Mihnea MIRCAN

Residency Program

Curator Residency Program

update: 2025.9.12

Mihnea MIRCAN

Participating ProjectCurator Residency Program
Activity BaseBucharest (Romania)
City / Place stayedTokyo
Period2025.10 - 2025.11
Purpose of the residency

My current research is centered on the topic of metamorphosis: the situation where, finding itself in mortal danger, a body changes into another body and adopts a new way of being in the world. In this reconfigured relation between figure and ground, both self and environment are transformed. I work with images of metamorphosis to create an archive of gestures that describe being in a crisis. This repertory of critical performances, that permit the endurance of mythical creatures and their contemporary descendants, are responses to today’s emergencies: collections of other bodies, somatheques from which we learn what we might become in a world transformed by forces beyond our control, metamorphoses that short-circuit between the change of the person and that of its environment.
The residency would be a fantastic opportunity to expand the geographical purview of my investigation into metamorphosis, to learn, within a different cultural context, about the connections between metamorphosis, in myth or in contemporary practice, and the questions or anxieties of the present moment. Myths perform a particular symbolic function: saying something that cannot otherwise be said, the myth’s paradoxes, illogic or physical impossibility create a scene of collective consolation in the present.
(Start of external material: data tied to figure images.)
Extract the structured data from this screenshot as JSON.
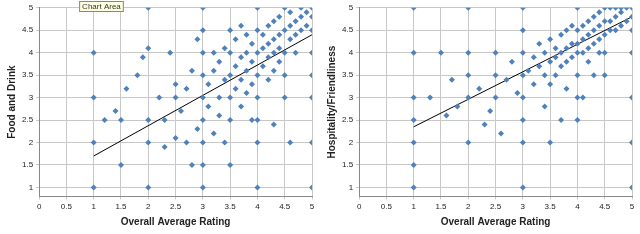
{
  "chart_data": [
    {
      "type": "scatter",
      "annotation": "Chart Area",
      "x_label": "Overall Average Rating",
      "y_label": "Food and Drink",
      "xlim": [
        0,
        5
      ],
      "xticks": [
        0,
        0.5,
        1,
        1.5,
        2,
        2.5,
        3,
        3.5,
        4,
        4.5,
        5
      ],
      "ylim": [
        0.8,
        5
      ],
      "yticks": [
        1,
        1.5,
        2,
        2.5,
        3,
        3.5,
        4,
        4.5,
        5
      ],
      "grid": true,
      "marker": "diamond",
      "series": [
        {
          "color": "#4f81bd",
          "x": [
            1,
            1,
            1,
            1,
            1.2,
            1.4,
            1.5,
            1.5,
            1.6,
            1.8,
            2,
            2,
            2,
            2,
            2,
            2.2,
            2.3,
            2.3,
            2.5,
            2.5,
            2.5,
            2.6,
            2.7,
            2.7,
            2.8,
            2.8,
            2.9,
            3,
            3,
            3,
            3,
            3,
            3,
            3,
            3,
            3,
            3.1,
            3.1,
            3.2,
            3.2,
            3.2,
            3.3,
            3.3,
            3.3,
            3.4,
            3.4,
            3.4,
            3.5,
            3.5,
            3.5,
            3.5,
            3.5,
            3.5,
            3.6,
            3.6,
            3.6,
            3.7,
            3.7,
            3.7,
            3.7,
            3.8,
            3.8,
            3.8,
            3.8,
            3.9,
            3.9,
            3.9,
            4,
            4,
            4,
            4,
            4,
            4,
            4,
            4,
            4.1,
            4.1,
            4.1,
            4.2,
            4.2,
            4.2,
            4.2,
            4.3,
            4.3,
            4.3,
            4.3,
            4.4,
            4.4,
            4.4,
            4.4,
            4.5,
            4.5,
            4.5,
            4.5,
            4.5,
            4.6,
            4.6,
            4.6,
            4.7,
            4.7,
            4.7,
            4.8,
            4.8,
            4.8,
            4.9,
            4.9,
            5,
            5,
            5,
            5,
            5,
            5,
            5,
            5,
            4.3,
            3.9,
            2.4,
            2.9,
            1.9,
            4.6
          ],
          "values": [
            1,
            2,
            3,
            4,
            2.5,
            2.7,
            2.5,
            1.5,
            3.2,
            3.5,
            1,
            2,
            2.5,
            4.1,
            5,
            3,
            2.5,
            1.9,
            2.1,
            3,
            3.3,
            2.7,
            3.2,
            2,
            1.5,
            3.6,
            2.3,
            1,
            1.5,
            2,
            2.5,
            3,
            3.5,
            4,
            4.5,
            5,
            2.8,
            3.3,
            2.2,
            3.6,
            4,
            3,
            3.8,
            2.6,
            3.4,
            4.1,
            2,
            3.5,
            3,
            4,
            4.5,
            1.5,
            2.5,
            3.7,
            3.2,
            4.3,
            3.9,
            3.4,
            2.8,
            4.6,
            3.6,
            4,
            4.4,
            3.1,
            3.8,
            4.2,
            3.3,
            4,
            3.5,
            4.5,
            3,
            5,
            2.5,
            1,
            2,
            4.1,
            3.7,
            4.4,
            4.2,
            3.9,
            4.6,
            3.4,
            4.3,
            4,
            4.7,
            3.6,
            4.4,
            4.1,
            4.8,
            3.8,
            4.5,
            4,
            5,
            3.5,
            3,
            4.6,
            4.3,
            4.9,
            4.7,
            4.4,
            4,
            4.8,
            4.5,
            5,
            4.9,
            4.6,
            5,
            4.5,
            4,
            3.5,
            3,
            2,
            1,
            4.8,
            2.4,
            2.5,
            4,
            4.3,
            3.9,
            2
          ]
        },
        {
          "type": "line",
          "color": "#000000",
          "x": [
            1,
            5
          ],
          "values": [
            1.7,
            4.4
          ]
        }
      ]
    },
    {
      "type": "scatter",
      "x_label": "Overall Average Rating",
      "y_label": "Hospitality/Friendliness",
      "xlim": [
        0,
        5
      ],
      "xticks": [
        0,
        0.5,
        1,
        1.5,
        2,
        2.5,
        3,
        3.5,
        4,
        4.5,
        5
      ],
      "ylim": [
        0.8,
        5
      ],
      "yticks": [
        1,
        1.5,
        2,
        2.5,
        3,
        3.5,
        4,
        4.5,
        5
      ],
      "grid": true,
      "marker": "diamond",
      "series": [
        {
          "color": "#4f81bd",
          "x": [
            1,
            1,
            1,
            1,
            1,
            1,
            1,
            1.3,
            1.5,
            1.6,
            1.8,
            2,
            2,
            2,
            2,
            2,
            2.2,
            2.3,
            2.5,
            2.5,
            2.5,
            2.6,
            2.7,
            2.8,
            2.9,
            3,
            3,
            3,
            3,
            3,
            3,
            3,
            3,
            3.1,
            3.2,
            3.2,
            3.3,
            3.3,
            3.4,
            3.4,
            3.4,
            3.5,
            3.5,
            3.5,
            3.5,
            3.6,
            3.6,
            3.6,
            3.7,
            3.7,
            3.7,
            3.8,
            3.8,
            3.8,
            3.8,
            3.9,
            3.9,
            3.9,
            4,
            4,
            4,
            4,
            4,
            4,
            4,
            4.1,
            4.1,
            4.1,
            4.2,
            4.2,
            4.2,
            4.2,
            4.3,
            4.3,
            4.3,
            4.4,
            4.4,
            4.4,
            4.4,
            4.5,
            4.5,
            4.5,
            4.5,
            4.5,
            4.6,
            4.6,
            4.6,
            4.7,
            4.7,
            4.7,
            4.8,
            4.8,
            4.8,
            4.9,
            4.9,
            5,
            5,
            5,
            5,
            5,
            5,
            5,
            4.3,
            3.7,
            4.1,
            2.4,
            1.7
          ],
          "values": [
            1,
            1.5,
            2,
            2.5,
            3,
            4,
            5,
            3,
            4,
            2.6,
            2.8,
            2,
            3,
            3.5,
            4,
            5,
            3.2,
            2.4,
            3.5,
            3,
            4,
            2.2,
            3.4,
            3.8,
            3.1,
            1,
            2,
            2.5,
            3,
            3.5,
            4,
            4.5,
            5,
            3.6,
            3.3,
            3.9,
            3.7,
            4.2,
            3.5,
            4,
            2.8,
            3.8,
            4.3,
            3.3,
            2,
            3.9,
            4.1,
            3.5,
            4,
            3.7,
            4.4,
            4.1,
            3.8,
            4.5,
            3.2,
            4.2,
            3.9,
            4.6,
            4.2,
            4,
            4.5,
            3.5,
            5,
            3,
            2.5,
            4.3,
            4,
            4.6,
            4.4,
            4.1,
            4.7,
            3.8,
            4.5,
            4.2,
            4.8,
            4.6,
            4.3,
            4.9,
            4,
            4.7,
            4.4,
            5,
            4,
            3.5,
            4.7,
            4.5,
            5,
            4.8,
            4.5,
            5,
            4.9,
            4.6,
            5,
            5,
            4.7,
            5,
            4.5,
            4,
            3,
            2,
            1,
            4.8,
            3.5,
            2.5,
            3,
            2.7,
            3.4
          ]
        },
        {
          "type": "line",
          "color": "#000000",
          "x": [
            1,
            5
          ],
          "values": [
            2.35,
            4.8
          ]
        }
      ]
    }
  ]
}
In the hands of contemporary artists, such narratives and allegorical devices become telescopic lenses that zoom between past and future, chaos and form.

Plan during the residency

In Japan, I hope to understand the ways in which myths of transformation are reiterated, as responses to questions in the societal self-perception, as means for art to probe history and the present. My initial question is quite simply “why are myths retold?”, which needs, crises, senses of collective danger or comfort do they answer, what is the relation between the fiction of metamorphosis and the real world. Myths of transformation enlist the non-human in role laden with human signifiers, so that the monster, the ghost, the hybrid, the animal, the other body are conferred personhood: made human and de-humanized at the same time, they embody the ecstasy and misery of being human.
I want to study the ways in which these forces and transfers are organized in the specific Japanese context, in artworks and artistic practices I would be able to experience first-hand, but also as evolving cultural discourses as these appear in the research of folklorists, anthropologists and cultural historians.